Der mutmaßliche Abortturm

Auf der Nordseite von Burg Lichtenberg befindet sich ein viereckiger Maueranbau mit den ca. Maßen von 1,14 Meter Tiefe, 2 Meter Breite und heute 8 Meter Höhe. Im oberen Drittel befindet sich eine kleine dreieckige Öffnung aus gefastem Stein.

Für einen Treppenturm ist er zu klein und auch ein Flankierungs- oder Verteidigungsturm kommt aufgrund seiner doch recht bescheidenen Maße nicht in Frage.

Aber für was war er dann gut?

Nun ja – wie jedes Lebewesen muß auch der Mensch seinen natürlichen Bedürfnissen folgen.
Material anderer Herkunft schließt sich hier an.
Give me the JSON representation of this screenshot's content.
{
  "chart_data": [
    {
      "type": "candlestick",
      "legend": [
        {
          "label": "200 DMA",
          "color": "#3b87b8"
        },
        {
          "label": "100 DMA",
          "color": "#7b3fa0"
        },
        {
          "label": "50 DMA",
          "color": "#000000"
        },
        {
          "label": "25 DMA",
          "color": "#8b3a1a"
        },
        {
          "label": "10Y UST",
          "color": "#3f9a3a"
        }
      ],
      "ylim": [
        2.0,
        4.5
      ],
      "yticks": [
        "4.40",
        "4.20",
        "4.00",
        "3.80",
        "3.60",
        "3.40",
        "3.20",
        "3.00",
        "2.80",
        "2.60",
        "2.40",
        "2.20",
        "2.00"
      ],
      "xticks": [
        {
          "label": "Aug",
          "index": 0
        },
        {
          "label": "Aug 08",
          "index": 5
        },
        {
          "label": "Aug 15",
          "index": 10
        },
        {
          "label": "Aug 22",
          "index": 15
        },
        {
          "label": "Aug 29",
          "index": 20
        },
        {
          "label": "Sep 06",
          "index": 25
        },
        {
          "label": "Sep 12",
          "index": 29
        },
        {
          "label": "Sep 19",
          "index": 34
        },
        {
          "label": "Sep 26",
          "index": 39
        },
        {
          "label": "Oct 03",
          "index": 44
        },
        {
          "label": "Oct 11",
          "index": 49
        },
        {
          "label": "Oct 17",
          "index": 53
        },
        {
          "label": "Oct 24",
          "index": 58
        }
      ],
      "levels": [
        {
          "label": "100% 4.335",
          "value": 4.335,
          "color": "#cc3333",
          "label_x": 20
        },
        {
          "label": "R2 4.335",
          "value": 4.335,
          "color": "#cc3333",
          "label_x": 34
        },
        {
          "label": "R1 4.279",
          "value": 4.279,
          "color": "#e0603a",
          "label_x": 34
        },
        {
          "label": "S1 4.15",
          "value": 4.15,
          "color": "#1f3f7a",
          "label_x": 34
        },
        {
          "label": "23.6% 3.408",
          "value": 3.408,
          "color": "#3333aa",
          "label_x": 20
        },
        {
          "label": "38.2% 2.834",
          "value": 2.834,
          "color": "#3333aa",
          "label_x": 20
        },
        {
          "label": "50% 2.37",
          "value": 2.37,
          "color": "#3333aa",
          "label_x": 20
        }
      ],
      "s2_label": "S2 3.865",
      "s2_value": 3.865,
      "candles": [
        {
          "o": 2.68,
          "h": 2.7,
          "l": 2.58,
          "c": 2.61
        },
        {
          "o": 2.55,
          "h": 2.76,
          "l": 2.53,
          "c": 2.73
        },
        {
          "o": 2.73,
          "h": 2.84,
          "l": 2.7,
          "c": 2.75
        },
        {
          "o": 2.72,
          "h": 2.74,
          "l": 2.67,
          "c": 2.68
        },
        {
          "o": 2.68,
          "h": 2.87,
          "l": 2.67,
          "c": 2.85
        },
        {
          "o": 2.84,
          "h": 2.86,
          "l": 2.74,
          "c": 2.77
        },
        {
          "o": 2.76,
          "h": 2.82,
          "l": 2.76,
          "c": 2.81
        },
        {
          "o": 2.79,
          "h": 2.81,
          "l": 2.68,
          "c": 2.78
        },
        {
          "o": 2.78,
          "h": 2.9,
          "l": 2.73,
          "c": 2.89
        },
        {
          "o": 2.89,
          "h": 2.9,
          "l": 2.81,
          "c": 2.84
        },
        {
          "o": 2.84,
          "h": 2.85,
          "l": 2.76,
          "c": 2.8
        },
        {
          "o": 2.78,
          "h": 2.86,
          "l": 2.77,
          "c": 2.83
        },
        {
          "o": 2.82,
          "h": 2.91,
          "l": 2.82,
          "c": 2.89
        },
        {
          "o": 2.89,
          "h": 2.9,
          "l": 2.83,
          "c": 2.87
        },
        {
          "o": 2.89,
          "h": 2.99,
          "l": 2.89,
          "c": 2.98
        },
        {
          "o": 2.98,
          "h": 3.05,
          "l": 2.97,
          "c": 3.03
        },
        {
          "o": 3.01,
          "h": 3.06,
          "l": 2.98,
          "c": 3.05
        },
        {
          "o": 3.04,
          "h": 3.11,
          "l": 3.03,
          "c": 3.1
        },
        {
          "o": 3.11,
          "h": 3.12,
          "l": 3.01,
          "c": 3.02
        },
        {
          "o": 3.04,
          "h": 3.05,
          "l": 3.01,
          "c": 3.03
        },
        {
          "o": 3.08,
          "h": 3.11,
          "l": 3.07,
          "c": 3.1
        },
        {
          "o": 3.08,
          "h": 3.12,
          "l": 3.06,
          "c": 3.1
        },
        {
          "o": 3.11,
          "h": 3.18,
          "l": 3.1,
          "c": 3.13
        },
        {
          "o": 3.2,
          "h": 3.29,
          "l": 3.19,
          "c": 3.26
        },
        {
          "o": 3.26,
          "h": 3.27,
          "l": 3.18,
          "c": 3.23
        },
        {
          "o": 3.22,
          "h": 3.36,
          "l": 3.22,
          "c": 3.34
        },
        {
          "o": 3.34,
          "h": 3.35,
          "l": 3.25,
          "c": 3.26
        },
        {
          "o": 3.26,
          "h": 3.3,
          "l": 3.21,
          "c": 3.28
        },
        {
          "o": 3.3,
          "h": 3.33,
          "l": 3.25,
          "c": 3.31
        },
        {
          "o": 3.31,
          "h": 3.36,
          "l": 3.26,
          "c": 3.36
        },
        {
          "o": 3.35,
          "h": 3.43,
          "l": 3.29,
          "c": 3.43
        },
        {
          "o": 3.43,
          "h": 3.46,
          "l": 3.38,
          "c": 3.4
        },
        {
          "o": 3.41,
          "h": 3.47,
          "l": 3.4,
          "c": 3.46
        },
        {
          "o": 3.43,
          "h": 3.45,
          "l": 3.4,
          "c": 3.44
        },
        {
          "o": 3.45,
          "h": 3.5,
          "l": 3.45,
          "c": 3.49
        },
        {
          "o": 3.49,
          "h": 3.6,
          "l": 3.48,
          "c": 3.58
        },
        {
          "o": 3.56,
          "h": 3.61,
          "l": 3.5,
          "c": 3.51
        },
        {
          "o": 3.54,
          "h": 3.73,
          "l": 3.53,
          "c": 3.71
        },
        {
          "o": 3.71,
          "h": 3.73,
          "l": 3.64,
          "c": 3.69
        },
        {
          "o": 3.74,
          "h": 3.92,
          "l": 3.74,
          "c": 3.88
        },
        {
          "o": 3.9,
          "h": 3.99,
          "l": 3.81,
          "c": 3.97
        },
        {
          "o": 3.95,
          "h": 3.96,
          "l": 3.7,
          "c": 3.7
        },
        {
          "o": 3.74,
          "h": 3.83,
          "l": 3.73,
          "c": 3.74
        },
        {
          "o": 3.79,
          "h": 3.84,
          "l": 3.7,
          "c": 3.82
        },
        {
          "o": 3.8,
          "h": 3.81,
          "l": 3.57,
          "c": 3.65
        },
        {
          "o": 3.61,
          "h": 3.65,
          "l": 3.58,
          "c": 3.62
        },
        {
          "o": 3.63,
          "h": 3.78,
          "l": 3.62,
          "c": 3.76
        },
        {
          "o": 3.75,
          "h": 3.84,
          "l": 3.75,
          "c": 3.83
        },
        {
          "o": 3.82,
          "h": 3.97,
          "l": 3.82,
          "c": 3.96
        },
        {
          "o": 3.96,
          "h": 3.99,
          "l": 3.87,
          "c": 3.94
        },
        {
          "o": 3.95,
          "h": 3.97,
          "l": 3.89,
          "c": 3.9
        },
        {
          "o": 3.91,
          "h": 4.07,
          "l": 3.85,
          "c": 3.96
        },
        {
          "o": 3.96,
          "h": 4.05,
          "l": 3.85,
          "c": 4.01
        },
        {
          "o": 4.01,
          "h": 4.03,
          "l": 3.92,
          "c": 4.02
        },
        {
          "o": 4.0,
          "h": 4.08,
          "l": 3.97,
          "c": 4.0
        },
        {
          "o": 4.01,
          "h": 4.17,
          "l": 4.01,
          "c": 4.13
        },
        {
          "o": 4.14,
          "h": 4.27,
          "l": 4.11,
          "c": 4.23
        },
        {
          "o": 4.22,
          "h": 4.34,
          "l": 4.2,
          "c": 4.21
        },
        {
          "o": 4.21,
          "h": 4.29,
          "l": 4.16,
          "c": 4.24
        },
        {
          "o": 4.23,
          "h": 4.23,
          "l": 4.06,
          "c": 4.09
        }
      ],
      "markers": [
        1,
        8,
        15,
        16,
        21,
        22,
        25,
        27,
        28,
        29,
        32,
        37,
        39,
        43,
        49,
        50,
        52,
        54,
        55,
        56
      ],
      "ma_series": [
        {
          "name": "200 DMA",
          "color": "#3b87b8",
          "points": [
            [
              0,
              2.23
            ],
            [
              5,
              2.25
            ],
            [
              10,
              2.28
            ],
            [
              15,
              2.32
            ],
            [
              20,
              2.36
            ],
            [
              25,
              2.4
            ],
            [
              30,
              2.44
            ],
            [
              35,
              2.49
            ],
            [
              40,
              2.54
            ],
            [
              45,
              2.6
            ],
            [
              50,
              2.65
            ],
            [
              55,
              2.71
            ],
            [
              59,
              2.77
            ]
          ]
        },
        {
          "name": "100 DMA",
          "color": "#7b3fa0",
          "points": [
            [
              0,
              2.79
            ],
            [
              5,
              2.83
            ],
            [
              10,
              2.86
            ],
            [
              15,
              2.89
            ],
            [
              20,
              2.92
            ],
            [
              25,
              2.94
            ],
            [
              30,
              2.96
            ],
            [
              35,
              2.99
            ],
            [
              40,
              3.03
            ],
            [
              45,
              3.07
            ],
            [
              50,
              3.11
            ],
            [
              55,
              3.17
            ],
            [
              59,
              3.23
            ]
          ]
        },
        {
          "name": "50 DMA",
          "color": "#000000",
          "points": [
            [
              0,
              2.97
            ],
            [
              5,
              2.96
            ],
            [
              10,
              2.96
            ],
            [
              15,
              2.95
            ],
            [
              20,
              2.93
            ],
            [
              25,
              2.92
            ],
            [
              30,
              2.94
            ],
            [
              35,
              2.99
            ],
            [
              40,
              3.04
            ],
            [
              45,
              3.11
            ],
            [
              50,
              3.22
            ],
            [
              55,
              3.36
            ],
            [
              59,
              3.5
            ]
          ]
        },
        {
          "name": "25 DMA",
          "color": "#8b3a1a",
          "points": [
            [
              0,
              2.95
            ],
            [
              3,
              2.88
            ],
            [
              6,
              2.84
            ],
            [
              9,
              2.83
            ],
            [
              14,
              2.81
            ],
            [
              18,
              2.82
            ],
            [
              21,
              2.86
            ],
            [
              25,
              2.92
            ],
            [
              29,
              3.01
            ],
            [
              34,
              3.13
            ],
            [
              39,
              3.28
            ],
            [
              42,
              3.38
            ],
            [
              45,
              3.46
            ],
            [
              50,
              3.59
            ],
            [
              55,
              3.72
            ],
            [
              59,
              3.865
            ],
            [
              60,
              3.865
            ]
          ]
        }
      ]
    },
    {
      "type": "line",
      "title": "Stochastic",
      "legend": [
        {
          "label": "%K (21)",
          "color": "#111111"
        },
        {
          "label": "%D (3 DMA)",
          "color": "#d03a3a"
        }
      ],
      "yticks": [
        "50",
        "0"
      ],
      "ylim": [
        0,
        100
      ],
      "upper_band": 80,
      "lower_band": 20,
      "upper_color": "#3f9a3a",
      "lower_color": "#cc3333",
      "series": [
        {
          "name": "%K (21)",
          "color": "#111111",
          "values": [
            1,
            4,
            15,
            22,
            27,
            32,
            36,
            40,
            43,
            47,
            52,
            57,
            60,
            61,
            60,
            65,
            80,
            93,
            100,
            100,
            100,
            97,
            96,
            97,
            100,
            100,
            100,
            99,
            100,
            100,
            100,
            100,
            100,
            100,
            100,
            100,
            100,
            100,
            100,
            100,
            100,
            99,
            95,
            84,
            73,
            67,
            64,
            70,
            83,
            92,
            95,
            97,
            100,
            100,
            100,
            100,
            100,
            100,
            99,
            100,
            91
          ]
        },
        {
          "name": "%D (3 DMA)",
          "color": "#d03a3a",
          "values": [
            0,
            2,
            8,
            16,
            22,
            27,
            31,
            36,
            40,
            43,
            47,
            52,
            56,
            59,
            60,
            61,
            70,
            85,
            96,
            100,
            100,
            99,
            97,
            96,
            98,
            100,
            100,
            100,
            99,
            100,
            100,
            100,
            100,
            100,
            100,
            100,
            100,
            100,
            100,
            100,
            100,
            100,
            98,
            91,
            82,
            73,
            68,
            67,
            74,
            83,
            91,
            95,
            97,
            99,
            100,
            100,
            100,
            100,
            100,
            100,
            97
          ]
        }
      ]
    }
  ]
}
Neben solchen Dingen wie schlafen, essen und trinken hat er eben auch seine Notdurft zu verrichten.

Am Bekanntesten sind dafür vorgesehene Aborterker die bei Besuchern immer wieder für Erheiterung sorgen.

Diese „Freilufttoiletten“ bestanden aus einen Vorsprung an einer (Aussen-)Mauer wobei die menschlichen Fäkalien frei weg an der Mauer nach unten fielen und in einem Burggraben, einer Abortgrube oder einfach nur im Gelände landeten.

Eine recht unhygienische Sache, wenn man bedenkt aus welcher Höhe das Geschäft oft fiel.

Solche Aborterker sind ansatzweise auch noch auf Burg Lichtenberg zu sehen.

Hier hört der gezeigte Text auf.